1. Choose your target location carefully. First you need to decide in what region, or, even better, what country you'd like to live. Its too difficult to try for many different countries. You'll spread yourself out too thin. Each region and country has its own language, culture and ways of doing things. Therefore if you cast your net too wide, it will take much longer to reach your goal of living abroad.
Conversely, if you narrow your desired location down to one city or even one small town you are then limiting yourself to a place that may or may not end up being the right location for you.
My advice would be to choose one or two countries that you belive would be right for you.
2. Do your homework. Research, research and research some more. Thanks to the web, there are so many resourses available for you to make a decision. Factors to consider are, but not limited to:
The native language
The cultural demands
Cost of Living
3. For most people, the two things that you'll need to secure as soon as possible are a job and a place to live. If its important that you have work quickly, you should spend a lot of time researching the job market in your target country or countries. If you can find a job first, securing, at least, temporary housing won't be overly difficult.

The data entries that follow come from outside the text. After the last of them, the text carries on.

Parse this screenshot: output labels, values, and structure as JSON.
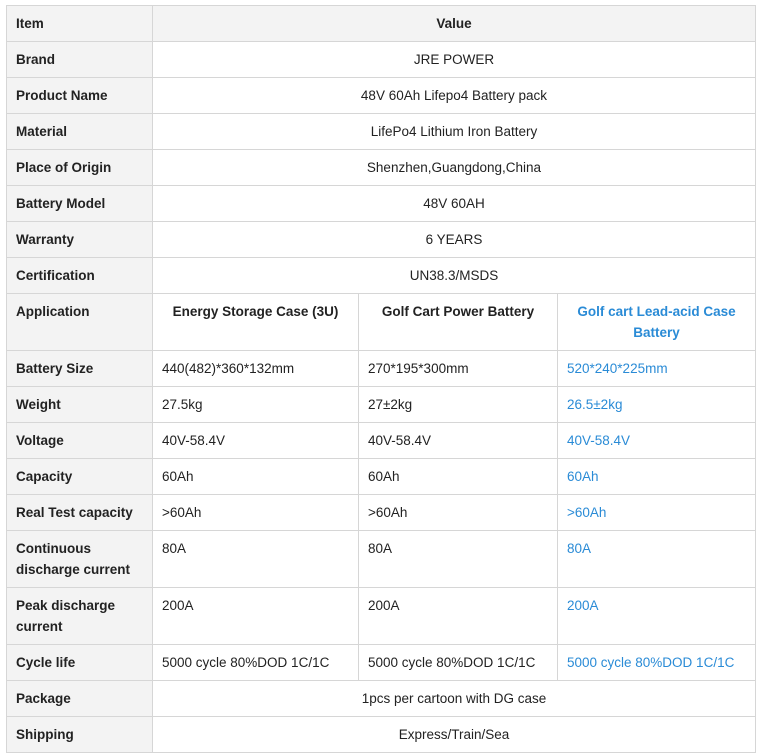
{
  "accent_color": "#2a8bd6",
  "header": {
    "item": "Item",
    "value": "Value"
  },
  "single_rows": [
    {
      "label": "Brand",
      "value": "JRE POWER"
    },
    {
      "label": "Product Name",
      "value": "48V 60Ah Lifepo4 Battery pack"
    },
    {
      "label": "Material",
      "value": "LifePo4 Lithium Iron Battery"
    },
    {
      "label": "Place of Origin",
      "value": "Shenzhen,Guangdong,China"
    },
    {
      "label": "Battery Model",
      "value": "48V 60AH"
    },
    {
      "label": "Warranty",
      "value": "6 YEARS"
    },
    {
      "label": "Certification",
      "value": "UN38.3/MSDS"
    }
  ],
  "application": {
    "label": "Application",
    "cols": [
      "Energy Storage Case (3U)",
      "Golf Cart Power Battery",
      "Golf cart Lead-acid Case Battery"
    ]
  },
  "multi_rows": [
    {
      "label": "Battery Size",
      "values": [
        "440(482)*360*132mm",
        "270*195*300mm",
        "520*240*225mm"
      ]
    },
    {
      "label": "Weight",
      "values": [
        "27.5kg",
        "27±2kg",
        "26.5±2kg"
      ]
    },
    {
      "label": "Voltage",
      "values": [
        "40V-58.4V",
        "40V-58.4V",
        "40V-58.4V"
      ]
    },
    {
      "label": "Capacity",
      "values": [
        "60Ah",
        "60Ah",
        "60Ah"
      ]
    },
    {
      "label": "Real Test capacity",
      "values": [
        ">60Ah",
        ">60Ah",
        ">60Ah"
      ]
    },
    {
      "label": "Continuous discharge current",
      "values": [
        "80A",
        "80A",
        "80A"
      ]
    },
    {
      "label": "Peak discharge current",
      "values": [
        "200A",
        "200A",
        "200A"
      ]
    },
    {
      "label": "Cycle life",
      "values": [
        "5000 cycle 80%DOD 1C/1C",
        "5000 cycle 80%DOD 1C/1C",
        "5000 cycle 80%DOD 1C/1C"
      ]
    }
  ],
  "footer_rows": [
    {
      "label": "Package",
      "value": "1pcs per cartoon with DG case"
    },
    {
      "label": "Shipping",
      "value": "Express/Train/Sea"
    }
  ]
}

While its possible to find the same work that you do in your home country abroad, it may take you longer if you don't speak the local language or are not familar with the process of job seeking in the target country. For that reason, I often suggest to native English speakers that initially they start out teaching English. It doesn't have to be forever but there are some advantages. Its not necessary to speak the native language. The minimum requirements are usually English speaking ability and a TESOL/TEFL Certificate.
Your CV/resume can usually be submitted in English. You can earn a wage comprable to that of the average worker in the given location. It gives you time to learn some of the language, to network, to meet the locals as well as other foriegners, to find out the best places to live and in general get a feel for how things work in your desired country. Once you have some of these things under your belt, you then have the tools to find the job you really want.